11 September 2019, 07:23

NHS uniform
NHS uniform. Picture: Getty

Plans to change pension rules to enable NHS consultants and GPs to work longer hours without big tax bills will be set out by Health Secretary Matt Hancock at the University of Warwick.

Health leaders in England have warned that NHS waiting lists are soaring because senior doctors are refusing to take on extra work.

The Department of Health and Social Care estimates that one third of consultants and GPs may be reluctant to take on extra shifts on top of their contracted hours because they risk breaching limits on tax relief.

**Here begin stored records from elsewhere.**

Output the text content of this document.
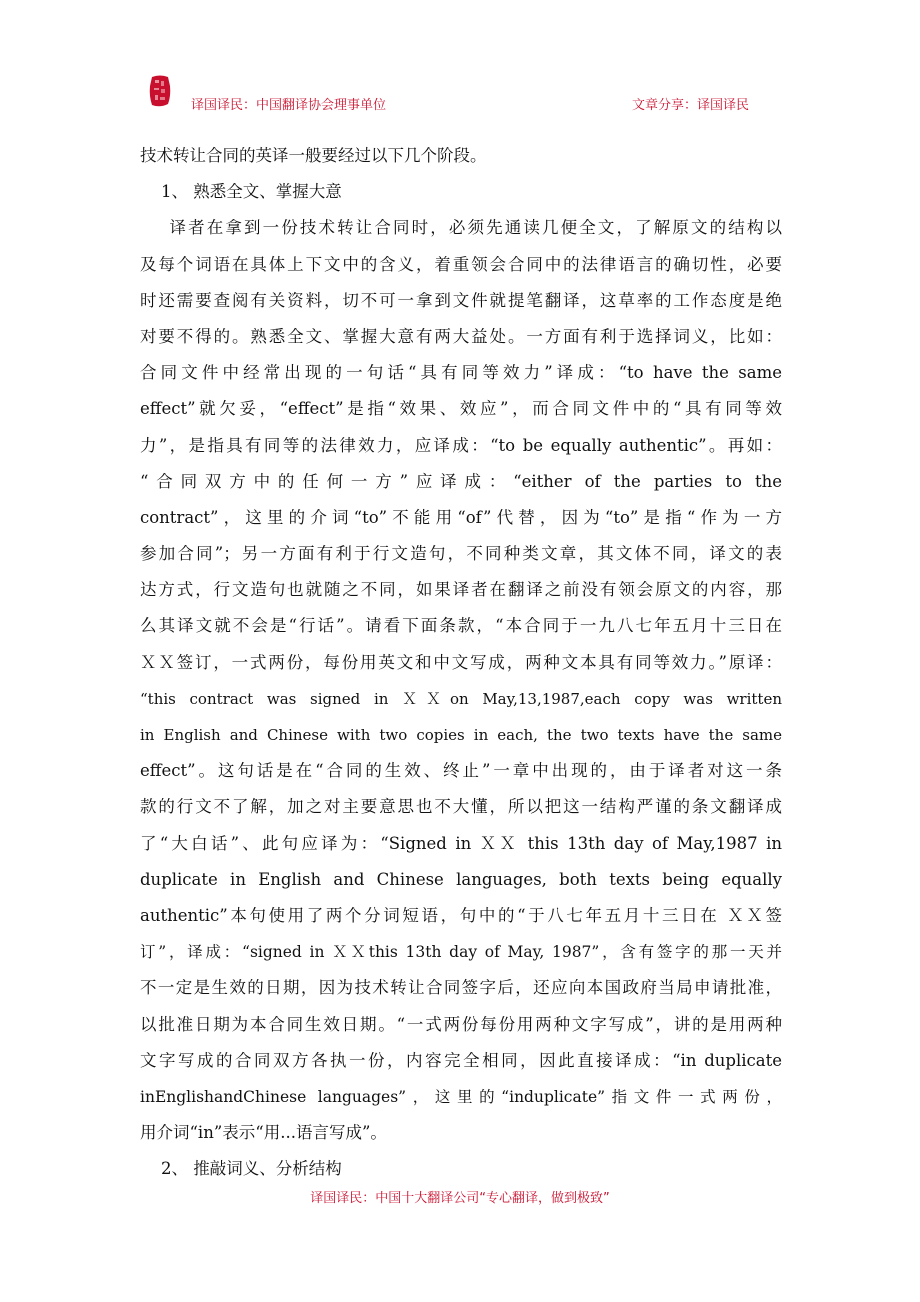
译国译民：中国翻译协会理事单位	文章分享：译国译民
技术转让合同的英译一般要经过以下几个阶段。
1、 熟悉全文、掌握大意
译者在拿到一份技术转让合同时，必须先通读几便全文，了解原文的结构以
及每个词语在具体上下文中的含义，着重领会合同中的法律语言的确切性，必要
时还需要查阅有关资料，切不可一拿到文件就提笔翻译，这草率的工作态度是绝
对要不得的。熟悉全文、掌握大意有两大益处。一方面有利于选择词义，比如：
合同文件中经常出现的一句话“具有同等效力”译成：“to have the same
effect”就欠妥，“effect”是指“效果、效应”，而合同文件中的“具有同等效
力”，是指具有同等的法律效力，应译成：“to be equally authentic”。再如：
“合同双方中的任何一方”应译成：“either of the parties to the
contract”，这里的介词“to”不能用“of”代替，因为“to”是指“作为一方
参加合同”；另一方面有利于行文造句，不同种类文章，其文体不同，译文的表
达方式，行文造句也就随之不同，如果译者在翻译之前没有领会原文的内容，那
么其译文就不会是“行话”。请看下面条款，“本合同于一九八七年五月十三日在
ＸＸ签订，一式两份，每份用英文和中文写成，两种文本具有同等效力。”原译：
“this contract was signed in ＸＸon May,13,1987,each copy was written
in English and Chinese with two copies in each, the two texts have the same
effect”。这句话是在“合同的生效、终止”一章中出现的，由于译者对这一条
款的行文不了解，加之对主要意思也不大懂，所以把这一结构严谨的条文翻译成
了“大白话”、此句应译为：“Signed in ＸＸ this 13th day of May,1987 in
duplicate in English and Chinese languages, both texts being equally
authentic”本句使用了两个分词短语，句中的“于八七年五月十三日在 ＸＸ签
订”，译成：“signed in ＸＸthis 13th day of May, 1987”，含有签字的那一天并
不一定是生效的日期，因为技术转让合同签字后，还应向本国政府当局申请批准，
以批准日期为本合同生效日期。“一式两份每份用两种文字写成”，讲的是用两种
文字写成的合同双方各执一份，内容完全相同，因此直接译成：“in duplicate
inEnglishandChinese languages”，这里的“induplicate”指文件一式两份，
用介词“in”表示“用...语言写成”。
2、 推敲词义、分析结构
译国译民：中国十大翻译公司“专心翻译，做到极致”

It is launching a consultation on proposals that will allow senior clinicians to maximise the amount they can put towards their pension without becoming liable for large additional tax payments.

Mr Hancock said: "Today we're taking a decisive step in fixing this issue for good so patients can feel the impact in GP surgeries and hospitals across England and we are already helping hospitals ease the immediate burden with new advice on action which can be taken now."

Among the proposals is that senior doctors be allowed to choose a personalised pension growth level at the start of each tax year and pay correspondingly lower contributions.

A further option to fine-tune their pension growth towards the end of the tax year, when they are clearer on total earnings, would allow them to "top up" their pension pot to the maximum amount without hitting their tapered annual allowance limit, the department said.

The changes would have an impact on those earning more than £110,000 a year who were affected by the 2016 introduction of a tapered annual tax allowance.

The department said it wanted to introduce the proposals in time for the start of the new tax year, subject to the consultation response.

New NHS pension options welcome but scrapping tapered annual allowance remains the best option, says the NHS Confederation.

The NHS Confederation, which represents 85% of NHS providers and commissioners, welcomed the proposals but called for the 2016 tax changes to be reversed.

Niall Dickson, chief executive of the NHS Confederation, said: "Change cannot come quickly enough to the pension rules. We have seen senior clinicians cutting their hours, leading to cancelled operations and growing waiting lists.

"Today's revised consultation offers some hope, but we continue to urge the Government not just to add more flexibility, but to scrap the tapered allowance altogether.

"The repercussions for patients will only worsen without reform and the most effective way to do that would be to get rid of the taper."